Traffic notes, part 1

Based on hearing a good review from a fellow FABB member, I've just finished reading an excellent book, Traffic: Why we drive the way we do (and what it says about us) by Tom Vanderbilt. There's a lot of good information about bicycling in the book, along with many other useful and interesting facts about traffic around the world. I found myself underlining many passages and writing notes in the margin, so I thought I would occasionally pass on some of the better points on the FABB blog.

Henry Barnes, the legendary traffic commissioner of New York City in the 1960's, reflecting on his long career in his charmingly titeld memoir The Man with the Red and Green Eyes, observed that "traffic was as much an emotional problem as it was a physical and mechanical one." People, he concluded, were tougher to crack than cars. "As time goes on the technical problems become more automatic, while the people problems become more surrealistic." That "surrealistic" side of traffic will be the focus of this book. p. 13

The average American, as of 2005, spent thirty-eight hours annually stuck in traffic. In 1969, nearly half of American children walked or biked to school; now just 16 percent do. From 1977 to 1995, the number of trips people made on foot dropped by nearly half. This has given rise to a joke: In America, a pedestrian is someone who has just parked their car. p. 16

Fast-food restaurants now clock as much as 70 percent of their sales at drive-through windows. An estimated 22 percent of all restaurant meals are ordered through a car window in America. Starbucks, which initially resisted the drive-through for its fast-food connotations, now has drive-throughs at more than half of its new company-owned stores. p. 16

When bicyclists violate a traffic law, research has showed it is because, in the eyes of drivers, they are reckless anarchists; drivers, meanwhile, are more likely to view the violation of a traffic law by another driver as somehow being required by the circumstances. pp. 23, 24
Vanderbilt also maintains a good blog about traffic, How We Drive.

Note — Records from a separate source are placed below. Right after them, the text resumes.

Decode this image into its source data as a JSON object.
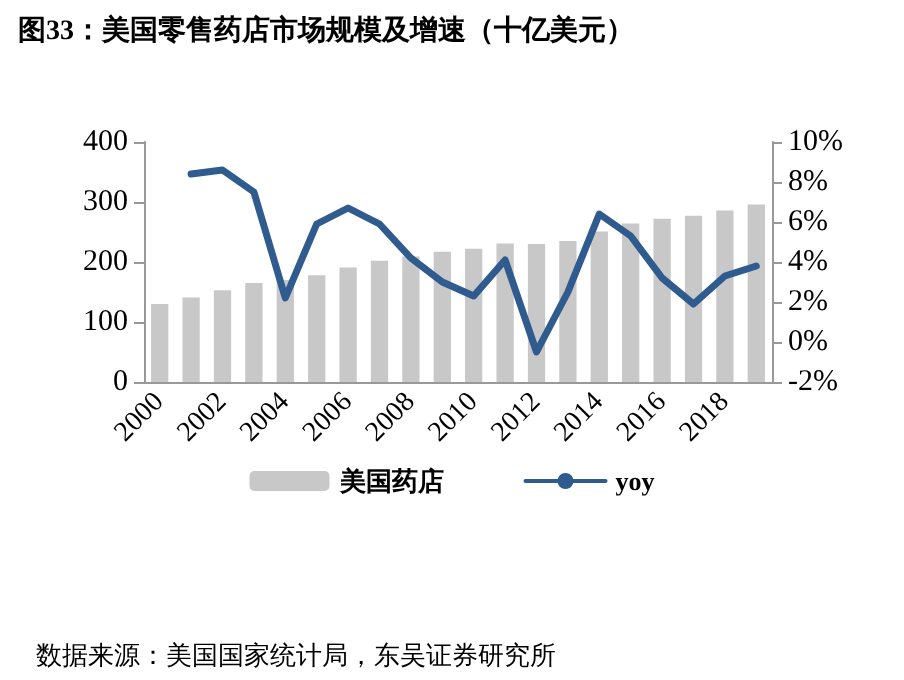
{
  "chart_data": {
    "type": "bar",
    "title": "图33：美国零售药店市场规模及增速（十亿美元）",
    "annotations": [
      "数据来源：美国国家统计局，东吴证券研究所"
    ],
    "categories": [
      "2000",
      null,
      "2002",
      null,
      "2004",
      null,
      "2006",
      null,
      "2008",
      null,
      "2010",
      null,
      "2012",
      null,
      "2014",
      null,
      "2016",
      null,
      "2018",
      null
    ],
    "series": [
      {
        "name": "美国药店",
        "color": "#c8c8c8",
        "values": [
          130,
          141,
          153,
          165,
          170,
          178,
          191,
          202,
          209,
          217,
          222,
          231,
          230,
          235,
          251,
          264,
          272,
          277,
          286,
          296
        ]
      },
      {
        "name": "yoy",
        "type": "line",
        "axis": "y2",
        "color": "#2f5b8f",
        "values": [
          null,
          8.4,
          8.6,
          7.5,
          2.2,
          5.9,
          6.7,
          5.9,
          4.2,
          3.0,
          2.3,
          4.1,
          -0.5,
          2.5,
          6.4,
          5.3,
          3.2,
          1.9,
          3.3,
          3.8
        ]
      }
    ],
    "ylim": [
      0,
      400
    ],
    "yticks": [
      0,
      100,
      200,
      300,
      400
    ],
    "y2lim": [
      -2,
      10
    ],
    "y2ticks": [
      {
        "value": -2,
        "label": "-2%"
      },
      {
        "value": 0,
        "label": "0%"
      },
      {
        "value": 2,
        "label": "2%"
      },
      {
        "value": 4,
        "label": "4%"
      },
      {
        "value": 6,
        "label": "6%"
      },
      {
        "value": 8,
        "label": "8%"
      },
      {
        "value": 10,
        "label": "10%"
      }
    ],
    "grid": false,
    "legend": "bottom",
    "marker": "none",
    "line_style": "solid"
  }
}
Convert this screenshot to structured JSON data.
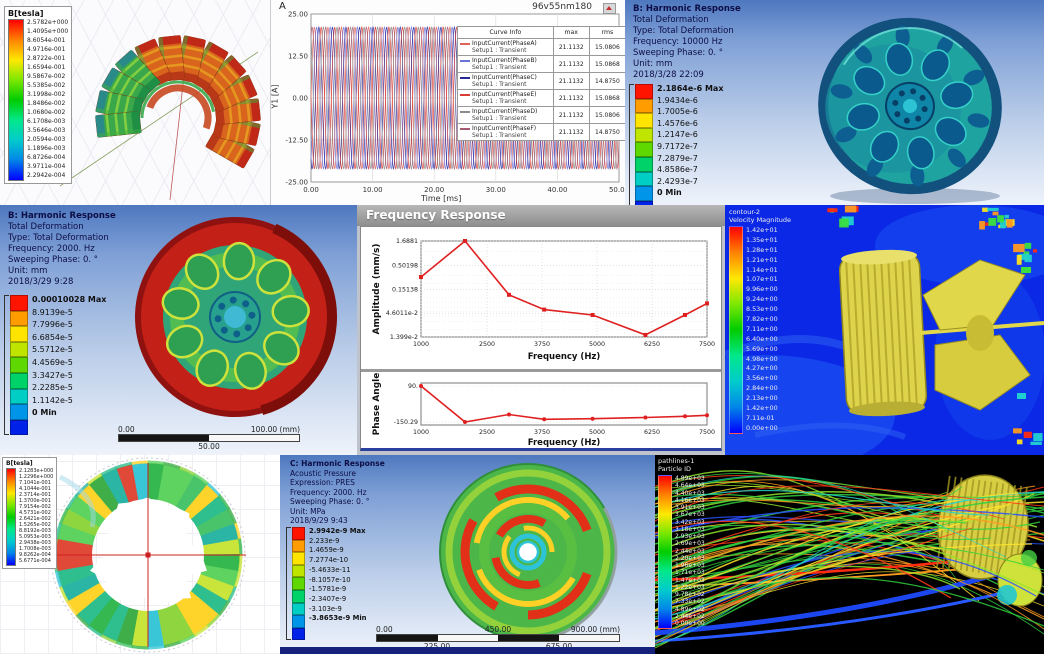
{
  "colors": {
    "ansys_band_colors": [
      "#ff1400",
      "#ff9d00",
      "#ffe400",
      "#bfe400",
      "#5fd800",
      "#00d26a",
      "#00cdc3",
      "#0095e8",
      "#0021e8"
    ],
    "ansys_bg_top": "#4e78bf",
    "cfd_background": "#0a28e6",
    "curve_red": "#e0635a",
    "curve_blue": "#6a74d8",
    "freq_line": "#e02020"
  },
  "panel_maxwell_coil": {
    "legend_title": "B[tesla]",
    "legend_values": [
      "2.5782e+000",
      "1.4095e+000",
      "8.6054e-001",
      "4.9716e-001",
      "2.8722e-001",
      "1.6594e-001",
      "9.5867e-002",
      "5.5385e-002",
      "3.1998e-002",
      "1.8486e-002",
      "1.0680e-002",
      "6.1708e-003",
      "3.5646e-003",
      "2.0594e-003",
      "1.1896e-003",
      "6.8726e-004",
      "3.9711e-004",
      "2.2942e-004"
    ]
  },
  "panel_transient_plot": {
    "corner_label": "A",
    "table": {
      "headers": [
        "Curve Info",
        "max",
        "rms"
      ],
      "rows": [
        {
          "label": "InputCurrent(PhaseA)",
          "sub": "Setup1 : Transient",
          "max": "21.1132",
          "rms": "15.0806",
          "color": "#e0635a"
        },
        {
          "label": "InputCurrent(PhaseB)",
          "sub": "Setup1 : Transient",
          "max": "21.1132",
          "rms": "15.0868",
          "color": "#6a74d8"
        },
        {
          "label": "InputCurrent(PhaseC)",
          "sub": "Setup1 : Transient",
          "max": "21.1132",
          "rms": "14.8750",
          "color": "#28289a"
        },
        {
          "label": "InputCurrent(PhaseE)",
          "sub": "Setup1 : Transient",
          "max": "21.1132",
          "rms": "15.0868",
          "color": "#d83c34"
        },
        {
          "label": "InputCurrent(PhaseD)",
          "sub": "Setup1 : Transient",
          "max": "21.1132",
          "rms": "15.0806",
          "color": "#8a8a8a"
        },
        {
          "label": "InputCurrent(PhaseF)",
          "sub": "Setup1 : Transient",
          "max": "21.1132",
          "rms": "14.8750",
          "color": "#a85a70"
        }
      ]
    }
  },
  "panel_harmonic_wheel_teal": {
    "info_lines": [
      "B: Harmonic Response",
      "Total Deformation",
      "Type: Total Deformation",
      "Frequency: 10000 Hz",
      "Sweeping Phase: 0. °",
      "Unit: mm",
      "2018/3/28 22:09"
    ],
    "legend": {
      "max_label": "2.1864e-6 Max",
      "values": [
        "1.9434e-6",
        "1.7005e-6",
        "1.4576e-6",
        "1.2147e-6",
        "9.7172e-7",
        "7.2879e-7",
        "4.8586e-7",
        "2.4293e-7"
      ],
      "min_label": "0 Min"
    }
  },
  "panel_harmonic_wheel_red": {
    "info_lines": [
      "B: Harmonic Response",
      "Total Deformation",
      "Type: Total Deformation",
      "Frequency: 2000. Hz",
      "Sweeping Phase: 0. °",
      "Unit: mm",
      "2018/3/29 9:28"
    ],
    "legend": {
      "max_label": "0.00010028 Max",
      "values": [
        "8.9139e-5",
        "7.7996e-5",
        "6.6854e-5",
        "5.5712e-5",
        "4.4569e-5",
        "3.3427e-5",
        "2.2285e-5",
        "1.1142e-5"
      ],
      "min_label": "0 Min"
    },
    "scale_bar": {
      "top": [
        "0.00",
        "100.00 (mm)"
      ],
      "bottom": [
        "50.00"
      ]
    }
  },
  "panel_frequency_response": {
    "window_title": "Frequency Response"
  },
  "panel_cfd_contour": {
    "legend_title_line1": "contour-2",
    "legend_title_line2": "Velocity Magnitude",
    "legend_values": [
      "1.42e+01",
      "1.35e+01",
      "1.28e+01",
      "1.21e+01",
      "1.14e+01",
      "1.07e+01",
      "9.96e+00",
      "9.24e+00",
      "8.53e+00",
      "7.82e+00",
      "7.11e+00",
      "6.40e+00",
      "5.69e+00",
      "4.98e+00",
      "4.27e+00",
      "3.56e+00",
      "2.84e+00",
      "2.13e+00",
      "1.42e+00",
      "7.11e-01",
      "0.00e+00"
    ]
  },
  "panel_maxwell_rotor": {
    "legend_title": "B[tesla]",
    "legend_values": [
      "2.1283e+000",
      "1.2296e+000",
      "7.1041e-001",
      "4.1044e-001",
      "2.3714e-001",
      "1.3700e-001",
      "7.9154e-002",
      "4.5731e-002",
      "2.6421e-002",
      "1.5265e-002",
      "8.8192e-003",
      "5.0953e-003",
      "2.9438e-003",
      "1.7008e-003",
      "9.8262e-004",
      "5.6771e-004"
    ]
  },
  "panel_acoustic_disk": {
    "info_lines": [
      "C: Harmonic Response",
      "Acoustic Pressure",
      "Expression: PRES",
      "Frequency: 2000. Hz",
      "Sweeping Phase: 0. °",
      "Unit: MPa",
      "2018/9/29 9:43"
    ],
    "legend": {
      "max_label": "2.9942e-9 Max",
      "values": [
        "2.233e-9",
        "1.4659e-9",
        "7.2774e-10",
        "-5.4633e-11",
        "-8.1057e-10",
        "-1.5781e-9",
        "-2.3407e-9",
        "-3.103e-9"
      ],
      "min_label": "-3.8653e-9 Min"
    },
    "scale_bar": {
      "top": [
        "0.00",
        "450.00",
        "900.00 (mm)"
      ],
      "bottom": [
        "225.00",
        "675.00"
      ]
    }
  },
  "panel_pathlines": {
    "legend_title_line1": "pathlines-1",
    "legend_title_line2": "Particle ID",
    "legend_values": [
      "4.89e+03",
      "4.64e+03",
      "4.40e+03",
      "4.16e+03",
      "3.91e+03",
      "3.67e+03",
      "3.42e+03",
      "3.18e+03",
      "2.93e+03",
      "2.69e+03",
      "2.44e+03",
      "2.20e+03",
      "1.96e+03",
      "1.71e+03",
      "1.47e+03",
      "1.22e+03",
      "9.78e+02",
      "7.33e+02",
      "4.89e+02",
      "2.44e+02",
      "0.00e+00"
    ]
  },
  "chart_data": [
    {
      "id": "transient-currents",
      "type": "line",
      "title": "96v55nm180",
      "xlabel": "Time [ms]",
      "ylabel": "Y1 [A]",
      "xlim": [
        0,
        50
      ],
      "ylim": [
        -25,
        25
      ],
      "xticks": [
        "0.00",
        "10.00",
        "20.00",
        "30.00",
        "40.00",
        "50.00"
      ],
      "yticks": [
        "25.00",
        "12.50",
        "0.00",
        "-12.50",
        "-25.00"
      ],
      "amplitude": 21.1132,
      "period_ms": 2.2,
      "series": [
        {
          "name": "InputCurrent(PhaseA)",
          "color": "#e0635a",
          "phase_deg": 0
        },
        {
          "name": "InputCurrent(PhaseB)",
          "color": "#6a74d8",
          "phase_deg": 300
        },
        {
          "name": "InputCurrent(PhaseC)",
          "color": "#28289a",
          "phase_deg": 240
        },
        {
          "name": "InputCurrent(PhaseE)",
          "color": "#d83c34",
          "phase_deg": 180
        },
        {
          "name": "InputCurrent(PhaseD)",
          "color": "#8a8a8a",
          "phase_deg": 120
        },
        {
          "name": "InputCurrent(PhaseF)",
          "color": "#a85a70",
          "phase_deg": 60
        }
      ],
      "legend_position": "right-overlay",
      "grid": true
    },
    {
      "id": "frequency-amplitude",
      "type": "line",
      "ylabel": "Amplitude (mm/s)",
      "xlabel": "Frequency (Hz)",
      "yscale": "log",
      "ytick_labels": [
        "1.6881",
        "0.50198",
        "0.15138",
        "4.6011e-2",
        "1.399e-2"
      ],
      "xtick_labels": [
        "1000",
        "2500",
        "3750",
        "5000",
        "6250",
        "7500"
      ],
      "x": [
        1000,
        2000,
        3000,
        3800,
        4900,
        6100,
        7000,
        7500
      ],
      "y": [
        0.28,
        1.6881,
        0.115,
        0.055,
        0.042,
        0.0155,
        0.042,
        0.075
      ],
      "line_color": "#e02020",
      "grid": true
    },
    {
      "id": "frequency-phase",
      "type": "line",
      "ylabel": "Phase Angle",
      "xlabel": "Frequency (Hz)",
      "ytick_labels": [
        "90.",
        "-150.29"
      ],
      "xtick_labels": [
        "1000",
        "2500",
        "3750",
        "5000",
        "6250",
        "7500"
      ],
      "ylim": [
        -170,
        110
      ],
      "x": [
        1000,
        2000,
        3000,
        3800,
        4900,
        6100,
        7000,
        7500
      ],
      "y": [
        90,
        -150.29,
        -100,
        -132,
        -128,
        -120,
        -112,
        -105
      ],
      "line_color": "#e02020",
      "grid": true
    }
  ]
}
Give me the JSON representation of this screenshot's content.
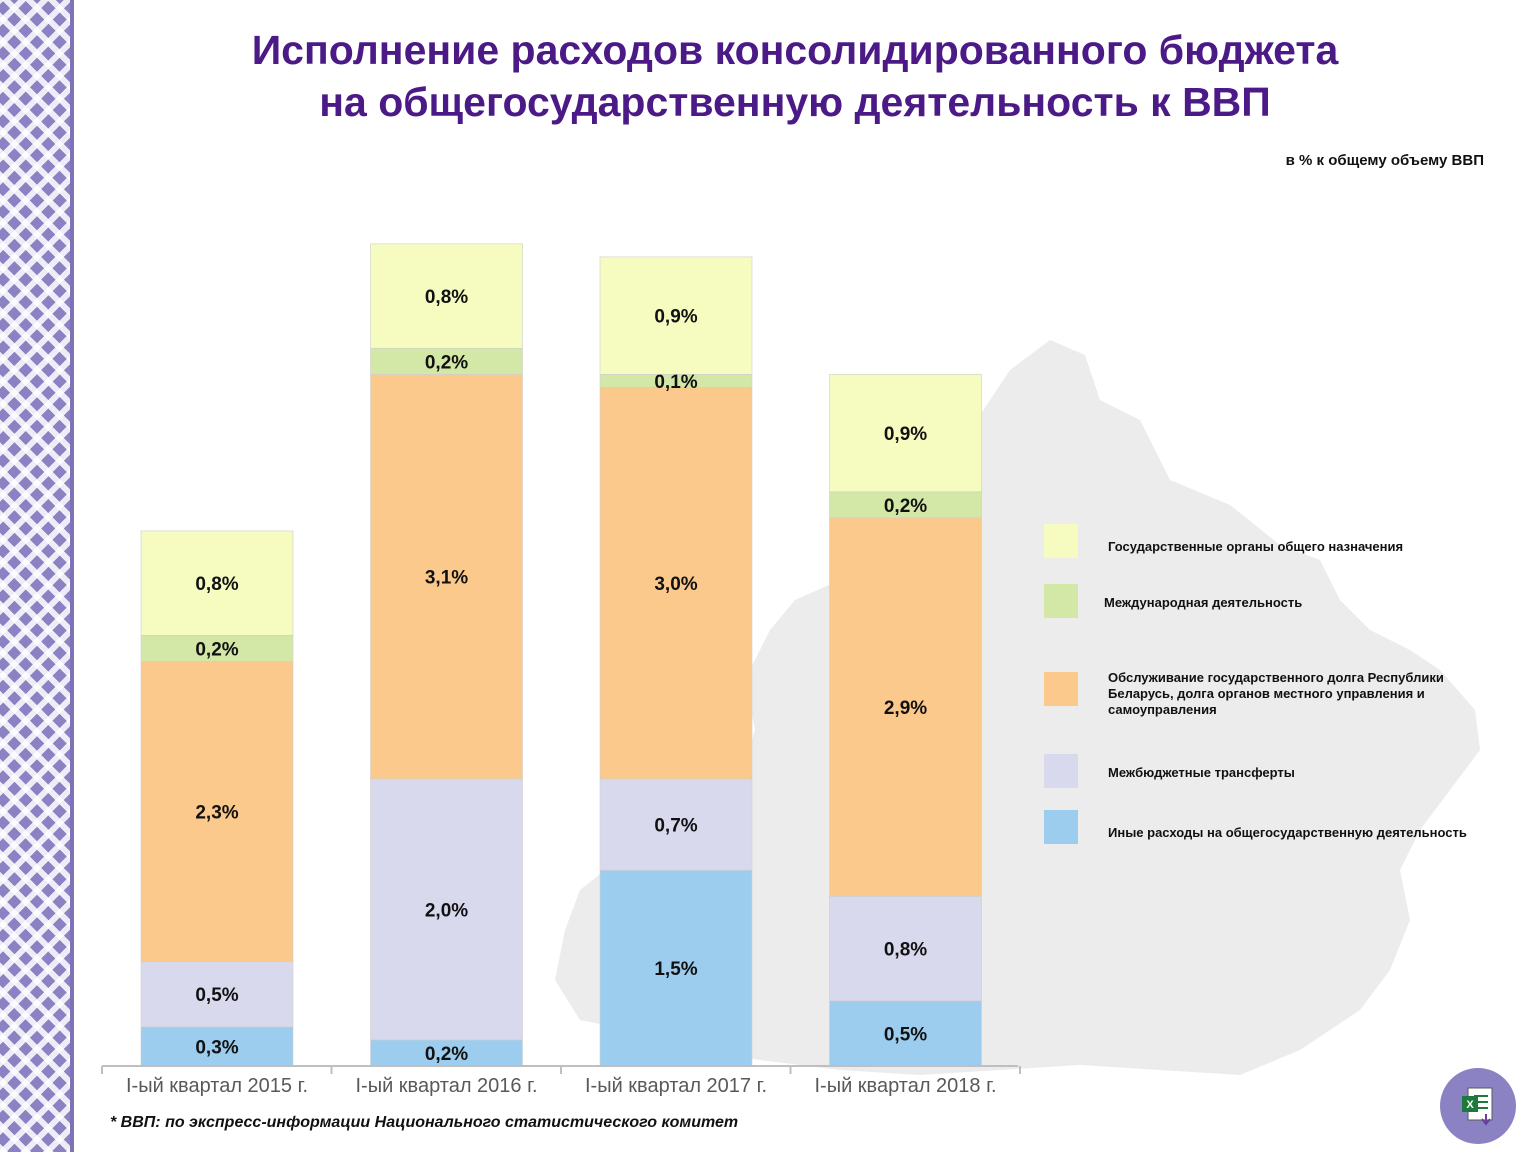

He also writes a column in Slate. His latest is entitled iTransport: Could iPhone apps change the way we travel? Among the topics covered are Car apps, Public Transit apps, Bicycle apps, and Walking apps. "I've particularly enjoyed B.iCycle's app, which tracks variables like average speed and altitude climbed, then sends an e-mail report at the trip's conclusion. REI's BikeYourDrive features a nice twist on the concept, showing the advantage in cost, carbon emissions, and calories of a particular bike trip versus the automotive alternative."